Négociation aboutie entre plateformes et représentants

Les livreurs travaillant pour les services Uber Eats et Deliveroo vont bénéficier d’une revalorisation importante de leur rémunération minimale. Les deux plateformes ont accepté de porter le montant brut garanti par course de 11,75 euros à 19 euros, soit un bond de près de 62 %. Cette décision fait suite à des négociations menées dans le cadre du dialogue social du secteur, et a été officiellement entérinée ces derniers jours.

Les organisations représentant les coursiers ont salué cette progression, qu’elles qualifient de « massive ». Le nouveau tarif minimum devrait entrer en vigueur dans les semaines à venir, sous réserve des formalités de publication et d’application.

Un socle revalorisé et des garanties supplémentaires

Au-delà du simple relèvement du plancher horaire — le revenu minimal était jusqu’alors fixé à 11,75 euros bruts —, l’accord prévoit un ensemble de mesures complémentaires. Les livreurs obtiendront notamment une meilleure prise en charge des frais liés à l’activité, ainsi que des droits sociaux renforcés.

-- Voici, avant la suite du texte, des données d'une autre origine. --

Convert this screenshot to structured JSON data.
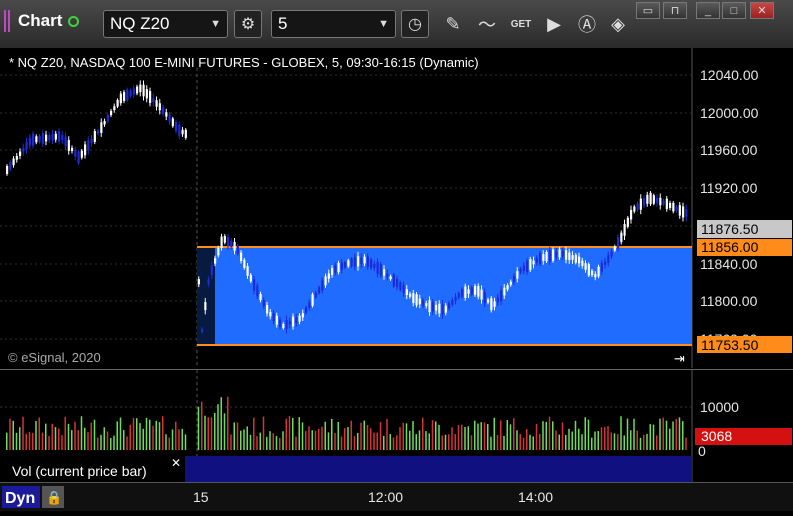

Parmi les avancées figurent une couverture pour les périodes d’inactivité et un accès facilité à la formation professionnelle.

Les modalités exactes de ces avantages n’ont pas encore été détaillées par les entreprises, mais les syndicats de livreurs ont indiqué que ces dispositions permettront de « sécuriser » le statut des travailleurs indépendants qui utilisent ces plateformes.

Contexte de pression sociale et réglementaire

Cette revalorisation intervient dans un climat de tensions sociales récurrentes autour des conditions de travail des coursiers à vélo ou en scooter. Depuis plusieurs années, des mobilisations ponctuelles et des actions en justice visaient à obtenir une meilleure rémunération et une reconnaissance des droits des livreurs, souvent critiqués pour la précarité de leur statut.

Par ailleurs, le cadre législatif français a évolué. La loi visant à encadrer les plateformes numériques de mise en relation a instauré des obligations de dialogue social et de transparence tarifaire. Les discussions qui viennent d’aboutir s’inscrivent dans cette dynamique réglementaire. Les pouvoirs publics avaient appelé les acteurs du secteur à parvenir à un accord avant la fin de l’année pour éviter une intervention législative plus contraignante.

Impacts attendus sur le marché et les consommateurs

L’augmentation du coût par course pourrait avoir des répercussions sur les tarifs facturés aux consommateurs. Les plateformes n’ont pas encore communiqué sur un éventuel relèvement des frais de livraison ou des commissions perçues auprès des restaurateurs partenaires. Certains observateurs estiment que cette hausse pourrait être en partie répercutée sur le prix final des commandes.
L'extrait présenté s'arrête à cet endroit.